Mr Gordon said he was pleased to see numbers at the conference held up to other years, showing rice is still at the forefront of thinking in the region.
He said in good seasons when there were allocations of water available, farmers still wanted to grow rice, which was the best summer crop for conditions in the Riverina.
For about 2000 farmers, rice was the first choice of crop because they had the right country and equipment for it.
Southern farmers are struggling to access water, but Mr Gordon said the industry was now considering accessing rice from northern Australia and possibly the North Coast.
“We know that these areas will never produce the volumes of rice farmers are capable of delivering from the Murrumbidgee, Coleambally and Murray,” he said.
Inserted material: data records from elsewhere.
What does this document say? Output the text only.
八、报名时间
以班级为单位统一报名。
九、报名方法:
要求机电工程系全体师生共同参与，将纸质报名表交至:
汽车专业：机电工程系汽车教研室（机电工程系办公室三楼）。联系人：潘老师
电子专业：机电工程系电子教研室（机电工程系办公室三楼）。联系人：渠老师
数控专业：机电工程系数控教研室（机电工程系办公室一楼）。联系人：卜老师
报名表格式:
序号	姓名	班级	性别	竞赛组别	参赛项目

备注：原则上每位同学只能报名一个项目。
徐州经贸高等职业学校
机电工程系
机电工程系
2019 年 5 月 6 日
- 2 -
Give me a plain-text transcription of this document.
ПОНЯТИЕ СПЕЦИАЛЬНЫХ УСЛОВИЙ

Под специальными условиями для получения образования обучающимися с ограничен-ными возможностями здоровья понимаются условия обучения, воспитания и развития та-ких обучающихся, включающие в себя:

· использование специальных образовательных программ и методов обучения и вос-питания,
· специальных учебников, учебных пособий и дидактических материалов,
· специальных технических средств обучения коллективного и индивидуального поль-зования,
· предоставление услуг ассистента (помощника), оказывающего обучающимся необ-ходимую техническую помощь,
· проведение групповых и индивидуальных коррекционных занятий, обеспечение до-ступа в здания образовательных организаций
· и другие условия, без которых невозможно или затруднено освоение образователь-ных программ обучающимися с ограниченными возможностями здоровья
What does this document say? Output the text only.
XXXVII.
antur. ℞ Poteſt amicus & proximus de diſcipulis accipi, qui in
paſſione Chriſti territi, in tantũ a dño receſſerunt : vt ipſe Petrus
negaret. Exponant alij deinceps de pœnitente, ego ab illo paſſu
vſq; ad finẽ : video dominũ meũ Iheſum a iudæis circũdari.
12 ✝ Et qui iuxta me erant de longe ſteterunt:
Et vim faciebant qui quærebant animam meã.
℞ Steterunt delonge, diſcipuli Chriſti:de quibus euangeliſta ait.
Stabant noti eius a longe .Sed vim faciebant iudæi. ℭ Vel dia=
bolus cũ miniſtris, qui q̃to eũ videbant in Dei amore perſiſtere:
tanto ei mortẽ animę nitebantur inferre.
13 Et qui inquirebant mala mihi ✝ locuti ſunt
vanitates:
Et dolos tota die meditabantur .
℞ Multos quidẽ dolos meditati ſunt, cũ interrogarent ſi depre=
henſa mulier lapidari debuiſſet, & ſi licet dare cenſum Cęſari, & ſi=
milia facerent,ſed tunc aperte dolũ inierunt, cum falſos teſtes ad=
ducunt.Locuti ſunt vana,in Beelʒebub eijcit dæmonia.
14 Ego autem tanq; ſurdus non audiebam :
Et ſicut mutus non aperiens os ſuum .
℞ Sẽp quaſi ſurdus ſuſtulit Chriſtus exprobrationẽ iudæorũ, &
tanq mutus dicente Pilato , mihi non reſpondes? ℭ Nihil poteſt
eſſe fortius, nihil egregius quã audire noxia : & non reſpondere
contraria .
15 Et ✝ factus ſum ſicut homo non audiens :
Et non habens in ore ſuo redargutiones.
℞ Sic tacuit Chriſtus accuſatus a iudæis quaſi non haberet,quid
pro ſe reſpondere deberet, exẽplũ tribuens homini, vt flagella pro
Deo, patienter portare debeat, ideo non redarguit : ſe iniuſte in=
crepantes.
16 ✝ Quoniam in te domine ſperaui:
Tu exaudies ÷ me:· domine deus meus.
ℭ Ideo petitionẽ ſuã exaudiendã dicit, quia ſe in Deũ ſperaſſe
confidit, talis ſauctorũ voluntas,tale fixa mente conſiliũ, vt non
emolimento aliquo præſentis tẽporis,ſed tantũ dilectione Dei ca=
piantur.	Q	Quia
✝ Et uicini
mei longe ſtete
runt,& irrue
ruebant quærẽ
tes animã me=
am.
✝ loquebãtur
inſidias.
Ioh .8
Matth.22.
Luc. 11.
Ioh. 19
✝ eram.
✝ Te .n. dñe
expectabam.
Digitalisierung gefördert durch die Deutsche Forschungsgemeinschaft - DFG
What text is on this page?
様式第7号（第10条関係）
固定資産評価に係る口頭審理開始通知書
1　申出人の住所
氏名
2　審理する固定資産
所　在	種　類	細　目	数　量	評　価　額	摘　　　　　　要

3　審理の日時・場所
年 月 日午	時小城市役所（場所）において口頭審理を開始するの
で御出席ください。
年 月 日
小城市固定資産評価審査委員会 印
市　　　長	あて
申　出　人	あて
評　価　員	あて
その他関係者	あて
“But it is possible that the north could produce 100,000 tonnes of rice annually. So we’re talking of hundreds of thousands, nothing like the million tonnes of the past in the Riverina.”
Farmers who have been the backbone of the industry were interested to hear about a collaborative effort between Rice Research Australia, Russell Ford and the NSW Department of Primary Industries’ Dr Peter Snell.
They have been developing new rice varieties that may be suitable for tropical regions, rather than the temperate varieties grown in southern NSW, and presented their findings at the meeting.
Trials are being conducted in the Burdekin, but the new varieties will not conflict with the varieties grown in the Riverina.